Photographie : Face à face(s)

Quinze autoportraits du photographe portugais Jorge Molder sont exposés depuis peu à l’Institut Camões – il y tire le bilan d’une vie.

Pour le contexte : Jorge Molder figure dans la collection d’art de l’Unesco à côté d’artistes comme Giacometti, Le Corbusier ou encore Tàpies. Ce Lisboète d’origine est également présent à l’Everson Museum of Art de New York, à l’Art Institute of Chicago ou encore à la Maison européenne de la photographie à Paris. Pour l’instant, c’est au tour des murs de l’Institut Camões d’accueillir l’expo « Malgré lui ». L’évènement s’inscrit dans le cadre du Mois européen de la photographie 2019.
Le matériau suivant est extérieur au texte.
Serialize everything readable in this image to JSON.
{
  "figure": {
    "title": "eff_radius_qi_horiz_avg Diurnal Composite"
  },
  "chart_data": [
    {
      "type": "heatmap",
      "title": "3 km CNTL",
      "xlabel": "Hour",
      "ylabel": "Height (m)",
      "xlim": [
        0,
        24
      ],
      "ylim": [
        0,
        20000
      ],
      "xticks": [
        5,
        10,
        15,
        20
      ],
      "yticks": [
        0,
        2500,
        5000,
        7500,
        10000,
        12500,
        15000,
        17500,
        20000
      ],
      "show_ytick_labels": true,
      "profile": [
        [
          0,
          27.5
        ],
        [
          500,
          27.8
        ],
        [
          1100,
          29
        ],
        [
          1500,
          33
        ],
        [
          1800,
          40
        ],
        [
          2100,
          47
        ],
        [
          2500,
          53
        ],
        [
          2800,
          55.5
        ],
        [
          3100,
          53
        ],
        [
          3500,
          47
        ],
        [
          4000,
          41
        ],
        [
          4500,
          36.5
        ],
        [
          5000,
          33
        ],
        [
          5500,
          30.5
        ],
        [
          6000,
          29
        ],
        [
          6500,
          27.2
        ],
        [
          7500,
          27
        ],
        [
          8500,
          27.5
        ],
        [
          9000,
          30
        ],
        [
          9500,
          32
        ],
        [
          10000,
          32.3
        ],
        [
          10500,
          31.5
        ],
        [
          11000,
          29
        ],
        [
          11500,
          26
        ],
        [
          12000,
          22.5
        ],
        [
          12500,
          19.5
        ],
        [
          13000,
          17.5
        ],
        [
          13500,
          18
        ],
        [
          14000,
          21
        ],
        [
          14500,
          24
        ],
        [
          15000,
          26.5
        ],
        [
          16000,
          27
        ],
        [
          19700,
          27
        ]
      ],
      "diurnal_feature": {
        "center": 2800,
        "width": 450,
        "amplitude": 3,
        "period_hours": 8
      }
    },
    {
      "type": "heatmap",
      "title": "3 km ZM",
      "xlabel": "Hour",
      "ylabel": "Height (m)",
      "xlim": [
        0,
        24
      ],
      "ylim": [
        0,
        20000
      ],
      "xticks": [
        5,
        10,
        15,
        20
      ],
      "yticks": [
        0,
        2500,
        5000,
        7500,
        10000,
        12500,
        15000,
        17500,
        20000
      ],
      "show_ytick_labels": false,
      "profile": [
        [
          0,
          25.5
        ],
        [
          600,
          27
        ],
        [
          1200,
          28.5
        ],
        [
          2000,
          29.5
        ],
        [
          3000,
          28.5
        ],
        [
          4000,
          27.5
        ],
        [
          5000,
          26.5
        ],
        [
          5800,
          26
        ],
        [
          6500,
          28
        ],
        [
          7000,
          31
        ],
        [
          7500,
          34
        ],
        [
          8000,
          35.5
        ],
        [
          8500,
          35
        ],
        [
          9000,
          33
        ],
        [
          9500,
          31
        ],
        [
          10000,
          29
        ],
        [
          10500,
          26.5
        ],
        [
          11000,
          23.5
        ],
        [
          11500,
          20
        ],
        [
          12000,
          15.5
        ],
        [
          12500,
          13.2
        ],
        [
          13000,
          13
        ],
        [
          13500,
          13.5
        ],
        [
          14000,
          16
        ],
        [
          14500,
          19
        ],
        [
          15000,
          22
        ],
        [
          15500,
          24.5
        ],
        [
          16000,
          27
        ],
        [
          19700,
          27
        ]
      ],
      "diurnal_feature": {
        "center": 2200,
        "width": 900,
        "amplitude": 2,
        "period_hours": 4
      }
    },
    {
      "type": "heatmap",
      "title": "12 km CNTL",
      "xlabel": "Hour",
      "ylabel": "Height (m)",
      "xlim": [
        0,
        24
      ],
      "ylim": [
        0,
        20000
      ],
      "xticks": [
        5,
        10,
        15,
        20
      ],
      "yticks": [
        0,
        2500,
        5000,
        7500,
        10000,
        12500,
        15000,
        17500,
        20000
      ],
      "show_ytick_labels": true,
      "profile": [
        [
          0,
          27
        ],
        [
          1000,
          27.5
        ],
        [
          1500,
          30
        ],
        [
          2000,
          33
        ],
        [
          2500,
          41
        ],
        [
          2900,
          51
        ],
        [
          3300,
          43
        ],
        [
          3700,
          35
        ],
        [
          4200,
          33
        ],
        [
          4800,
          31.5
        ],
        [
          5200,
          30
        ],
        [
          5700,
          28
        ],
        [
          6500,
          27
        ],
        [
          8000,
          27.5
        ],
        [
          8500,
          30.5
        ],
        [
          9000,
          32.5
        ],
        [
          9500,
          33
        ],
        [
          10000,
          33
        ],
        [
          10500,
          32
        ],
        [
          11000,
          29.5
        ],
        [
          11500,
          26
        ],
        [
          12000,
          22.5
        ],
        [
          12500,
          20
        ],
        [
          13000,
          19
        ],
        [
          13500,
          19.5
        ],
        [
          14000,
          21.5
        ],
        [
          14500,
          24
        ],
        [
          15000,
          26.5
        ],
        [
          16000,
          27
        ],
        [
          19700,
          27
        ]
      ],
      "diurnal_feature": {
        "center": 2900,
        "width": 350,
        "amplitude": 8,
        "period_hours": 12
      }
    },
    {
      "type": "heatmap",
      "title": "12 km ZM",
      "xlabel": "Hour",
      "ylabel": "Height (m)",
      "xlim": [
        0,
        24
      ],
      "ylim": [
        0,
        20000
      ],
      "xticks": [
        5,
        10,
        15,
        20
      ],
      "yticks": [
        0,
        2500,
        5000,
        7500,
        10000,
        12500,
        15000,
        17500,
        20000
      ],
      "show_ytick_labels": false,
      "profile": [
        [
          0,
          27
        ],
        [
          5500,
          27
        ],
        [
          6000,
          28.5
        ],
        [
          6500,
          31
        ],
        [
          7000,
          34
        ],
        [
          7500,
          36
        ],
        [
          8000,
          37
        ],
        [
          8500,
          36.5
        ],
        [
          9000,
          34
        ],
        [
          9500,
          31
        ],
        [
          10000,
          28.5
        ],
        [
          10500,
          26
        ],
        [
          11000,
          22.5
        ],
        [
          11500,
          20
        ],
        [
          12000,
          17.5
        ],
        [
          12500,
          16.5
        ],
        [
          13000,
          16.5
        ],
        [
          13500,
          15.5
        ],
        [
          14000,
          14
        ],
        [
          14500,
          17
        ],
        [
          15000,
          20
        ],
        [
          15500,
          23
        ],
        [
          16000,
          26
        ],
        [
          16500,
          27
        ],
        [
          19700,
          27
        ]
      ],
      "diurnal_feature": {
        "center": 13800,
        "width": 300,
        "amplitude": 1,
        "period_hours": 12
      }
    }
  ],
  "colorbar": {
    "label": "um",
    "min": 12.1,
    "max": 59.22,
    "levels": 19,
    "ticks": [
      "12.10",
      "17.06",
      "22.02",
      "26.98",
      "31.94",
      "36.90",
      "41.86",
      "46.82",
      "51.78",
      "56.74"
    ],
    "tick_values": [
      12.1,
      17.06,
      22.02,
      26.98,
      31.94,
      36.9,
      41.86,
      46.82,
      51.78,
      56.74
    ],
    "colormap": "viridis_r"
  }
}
Les murs du centre culturel portugais sont comme tapissés par les autoportraits de Molder. La succession de portraits symétriquement alignés nous apparaît telle la pellicule d’un film qui retrace toute une vie. Pendant cette même vie, Jorge Molder a étudié la philosophie et travaillé dans les services pénitentiaires du ministère de la Justice portugais en tant que psychologue, avant de prendre son véritable élan en tant que photographe. Les quinze photos présentent toutes des expressions faciales différentes, comme des réactions à différents souvenirs. Au fameux pendule de Schopenhauer oscillant entre l’ennui et le malheur, les portraits de Molder apportent d’autres déclinaisons non binaires, qui vont de l’étonnement au reniement en passant par l’effroi. L’inventaire se présente comme non définitif et une recherche inachevée de sa personne se poursuit. Molder doit rendre des comptes à lui-même et à personne d’autre.

Jorge Molder privilégie depuis des années le noir et blanc. Toutefois, son approche est totalement différente de celle d’un Michael Kenna, le célèbre photographe de paysage anglais, où les règles de la mise au point et de la profondeur de champ sont militairement respectées. Le cinéaste Sidney Pollack affirmait que « pour briser les règles, il faut d’abord les maîtriser ». Cette théorie passe comme une lettre à la poste chez Molder. Du haut de ses 72 ans, il semble défier par ses clichés les dogmes élémentaires de la photographie. Pour Molder, c’est surexposition et sous-exposition, mais la valeur ISO ou le diaphragme sont purement mis de côté – il n’y pense même pas.

Les photos sont montrées sans aucun titre ni aucune description. Si dans des éditions précédentes l’on pointait du doigt un certain minimalisme dans la présentation de certaines expositions, cette fois, il apparaît comme louable. Ainsi, l’exposition semble tout simplement avoir trouvé son habitat naturel à l’Institut Camões. La couleur blanche stérile de l’espace, à l’ambiance d’hospice, y contribue fortement. Le noir et blanc de l’ensemble des photos acquiert ainsi une autre force et une autre profondeur. Et la dimension des photos réunies nous plonge dans des univers proches des cauchemars cinématographiques d’un David Lynch.

De nature discrète, le photographe a d’ailleurs refusé toute interview lors de sa venue au Luxembourg. Il préfère écrire. Ainsi, il a remarqué à propos de l’expo que l’on y pouvait « anticiper une infinité de masques auxquels l’on peut donner les caractéristiques les plus diverses, dont celle où ils cessent un jour de bouger, si tant est qu’ils aient jamais bougé ». En tout cas, ici, une chose est sûre : pas de top-modèles aux visages futiles et rapidement obsolètes, mais un visage qui a un vécu et quelque chose à raconter.

Au centre culturel portugais Camões, jusqu’au 8 juillet.